Уехать и не посмотреть на такую диковинку я, конечно, не смогла. Захлопотала с ужином, а Сверчок отправился на другой конец хутора за младшим братом.
Оказывается, в детстве играли они в сверчиные бои, как мальчишки в футбол. Так и не смогли остановиться, увлеклись на всю жизнь. Полхутора собирается порой взглянуть на необычное зрелище.
Пётр, конечно, не отказался похвастаться своим воспитанником, и через двадцать минут деды затопали у порога. Брат Лукьяна как две капли воды на него похож: те же шустрые бусинки-глазёнки, те же потирающие друг друга ручки-лапки, и только усы отличались от Лукьяновых — куда длиннее. «Ещё один Сверчок!» — невольно подумала я.

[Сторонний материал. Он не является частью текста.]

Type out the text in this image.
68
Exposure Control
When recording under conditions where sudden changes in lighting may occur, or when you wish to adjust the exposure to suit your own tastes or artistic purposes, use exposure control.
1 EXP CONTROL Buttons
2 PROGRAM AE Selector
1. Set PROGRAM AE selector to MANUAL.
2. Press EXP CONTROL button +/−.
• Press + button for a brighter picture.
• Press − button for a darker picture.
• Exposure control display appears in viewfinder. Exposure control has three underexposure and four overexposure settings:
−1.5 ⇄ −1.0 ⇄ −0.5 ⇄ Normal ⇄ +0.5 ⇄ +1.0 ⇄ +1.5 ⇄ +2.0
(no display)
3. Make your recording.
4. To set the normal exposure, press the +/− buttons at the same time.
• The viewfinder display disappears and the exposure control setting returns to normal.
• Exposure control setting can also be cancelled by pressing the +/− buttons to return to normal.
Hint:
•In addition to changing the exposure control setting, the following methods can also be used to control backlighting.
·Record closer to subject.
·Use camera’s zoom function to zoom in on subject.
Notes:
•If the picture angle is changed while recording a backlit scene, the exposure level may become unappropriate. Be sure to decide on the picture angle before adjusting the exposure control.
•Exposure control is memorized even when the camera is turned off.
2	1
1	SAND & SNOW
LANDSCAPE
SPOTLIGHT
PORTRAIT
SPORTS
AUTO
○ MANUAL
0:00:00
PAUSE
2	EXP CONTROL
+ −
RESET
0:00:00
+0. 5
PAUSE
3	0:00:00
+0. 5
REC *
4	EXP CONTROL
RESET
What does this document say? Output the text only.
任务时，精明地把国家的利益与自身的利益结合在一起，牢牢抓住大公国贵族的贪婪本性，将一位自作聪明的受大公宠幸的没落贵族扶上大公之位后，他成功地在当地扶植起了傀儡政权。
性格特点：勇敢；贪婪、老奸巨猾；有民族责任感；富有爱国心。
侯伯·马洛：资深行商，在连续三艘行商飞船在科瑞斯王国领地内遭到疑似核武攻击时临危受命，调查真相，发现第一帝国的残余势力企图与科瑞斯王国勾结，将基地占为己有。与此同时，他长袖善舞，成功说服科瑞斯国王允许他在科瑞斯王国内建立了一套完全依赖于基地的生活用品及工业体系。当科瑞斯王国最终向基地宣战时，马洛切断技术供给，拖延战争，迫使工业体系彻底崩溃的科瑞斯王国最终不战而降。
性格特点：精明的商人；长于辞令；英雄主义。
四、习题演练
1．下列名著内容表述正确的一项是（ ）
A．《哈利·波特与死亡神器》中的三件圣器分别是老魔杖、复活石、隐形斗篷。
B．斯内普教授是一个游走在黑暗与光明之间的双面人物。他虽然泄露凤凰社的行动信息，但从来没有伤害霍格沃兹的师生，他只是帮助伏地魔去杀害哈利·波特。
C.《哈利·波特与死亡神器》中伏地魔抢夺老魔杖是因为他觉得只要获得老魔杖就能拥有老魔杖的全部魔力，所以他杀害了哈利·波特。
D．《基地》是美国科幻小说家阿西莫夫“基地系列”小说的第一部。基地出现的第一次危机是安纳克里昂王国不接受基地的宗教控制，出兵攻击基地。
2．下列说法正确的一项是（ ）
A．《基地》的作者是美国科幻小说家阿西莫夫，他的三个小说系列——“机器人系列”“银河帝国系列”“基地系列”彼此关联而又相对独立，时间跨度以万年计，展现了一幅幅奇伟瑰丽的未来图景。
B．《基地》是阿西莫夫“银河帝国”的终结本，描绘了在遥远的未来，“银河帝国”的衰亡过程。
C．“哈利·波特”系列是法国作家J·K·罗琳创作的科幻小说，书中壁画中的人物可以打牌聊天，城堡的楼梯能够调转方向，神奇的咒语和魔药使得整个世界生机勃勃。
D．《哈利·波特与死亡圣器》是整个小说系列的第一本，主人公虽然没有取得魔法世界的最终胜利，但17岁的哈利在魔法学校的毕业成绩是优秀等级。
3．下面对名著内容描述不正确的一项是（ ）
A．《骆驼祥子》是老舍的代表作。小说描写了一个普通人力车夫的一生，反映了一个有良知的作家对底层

Наскоро поужинав, освободили стол от посуды, и дед Лукьян принёс слаженный для таких случаев крошечный ринг. Посередине — сетка, чтобы бойцы до поры не набросились друг на друга.
Деды высадили из коробочек сверчков и дали им освоиться. Заприметив друг друга, соперники принялись готовиться к бою: передними лапками растёрли щеки и глаза (так же, как умывается кошка — склоняя головку то на один бок, то на другой), челюстями помассажировали лапки-ножки, ртом начистили до блеска шпаги-усики. Братья раззадоривали своих питомцев — шевелили соломинками усики и почёсывали брюшка.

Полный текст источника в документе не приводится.